[dm-devel] [PATCH 1/2] block: Avoid invoking blk_run_queue() recursively

Fri Feb 22 18:57:18 UTC 2013

On 02/22/13 19:14, Tejun Heo wrote:
> Hello, Bart.
> 
> On Fri, Feb 22, 2013 at 11:46:14AM +0100, Bart Van Assche wrote:
>> Some block drivers, e.g. dm and SCSI, need to trigger a queue
>> run from inside functions that may be invoked by their request_fn()
>> implementation. Make sure that invoking blk_run_queue() instead
>> of blk_run_queue_async() from such functions does not trigger
>> recursion. Making blk_run_queue() skip queue processing when
>> invoked recursively is safe because the only two affected
>> request_fn() implementations (dm and SCSI) guarantee that the
>> request queue will be reexamined sooner or later before returning
>> from their request_fn() implementation.
>>
>> Signed-off-by: Bart Van Assche <bvanassche at acm.org>
>> Cc: Jens Axboe <axboe at kernel.dk>
>> Cc: Tejun Heo <tj at kernel.org>
>> Cc: James Bottomley <JBottomley at parallels.com>
>> Cc: Alasdair G Kergon <agk at redhat.com>
>> Cc: Mike Snitzer <snitzer at redhat.com>
>> Cc: <stable at vger.kernel.org>
>> ---
>>   block/blk-core.c |   21 +++++++++++++--------
>>   1 file changed, 13 insertions(+), 8 deletions(-)
>>
>> diff --git a/block/blk-core.c b/block/blk-core.c
>> index c973249..cf26e3a 100644
>> --- a/block/blk-core.c
>> +++ b/block/blk-core.c
>> @@ -304,19 +304,24 @@ EXPORT_SYMBOL(blk_sync_queue);
>>    *    This variant runs the queue whether or not the queue has been
>>    *    stopped.
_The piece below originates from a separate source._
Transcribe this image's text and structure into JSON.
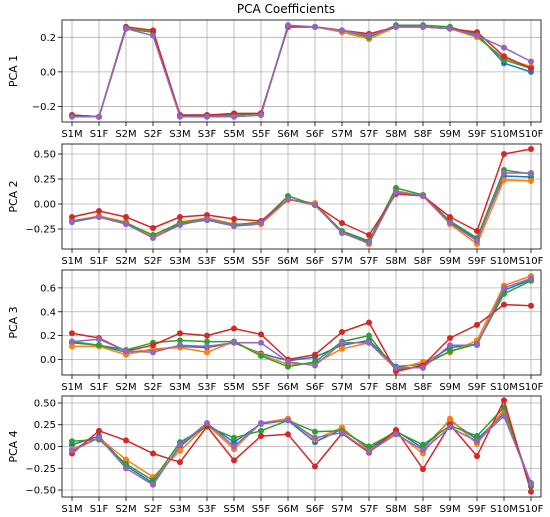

Must be called with the queue lock held and interrupts
>>    *    disabled. See also @blk_run_queue.
>> + *
>> + * Note:
>> + *    Request handling functions are allowed to invoke __blk_run_queue() or
>> + *    blk_run_queue() directly or indirectly. This will not result in a
>> + *    recursive call of the request handler. However, such request handling
>> + *    functions must, before they return, either reexamine the request queue
>> + *    or invoke blk_delay_queue() to avoid that queue processing stops.
>> + *
>> + *    Some request handler implementations, e.g. scsi_request_fn() and
>> + *    dm_request_fn(), unlock the queue lock internally. Returning immediately
>> + *    if q->request_fn_active > 0 avoids that for the same queue multiple
>> + *    threads execute the request handling function concurrently.
>>    */
>>   inline void __blk_run_queue_uncond(struct request_queue *q)
>>   {
>> -	if (unlikely(blk_queue_dead(q)))
>> +	if (unlikely(blk_queue_dead(q) || q->request_fn_active))
>>   		return;
> 
> Hmmm... I can't say I like this.  Silently ignoring explicit
> blk_run_queue() call like this is likely to introduce nasty queue hang
> bugs later on even if it's okay for the current users and there isn't
> even debugging aid to detect what's going on.  If somebody invokes
> blk_run_queue(), block layer better guarantee that the queue will be
> run at least once afterwards no matter what, so please don't it this
> way.

How about returning to an approach similar to the one introduced in commit
a538cd03 (April 2009) ? This is how the last part of __blk_run_queue()
looked like after that commit:

        /*
         * Only recurse once to avoid overrunning the stack, let the unplug
         * handling reinvoke the handler shortly if we already got there.
         */
        if (!queue_flag_test_and_set(QUEUE_FLAG_REENTER, q)) {
                q->request_fn(q);
                queue_flag_clear(QUEUE_FLAG_REENTER, q);
        } else {
                queue_flag_set(QUEUE_FLAG_PLUGGED, q);
                kblockd_schedule_work(q, &q->unplug_work);
        }

Bart.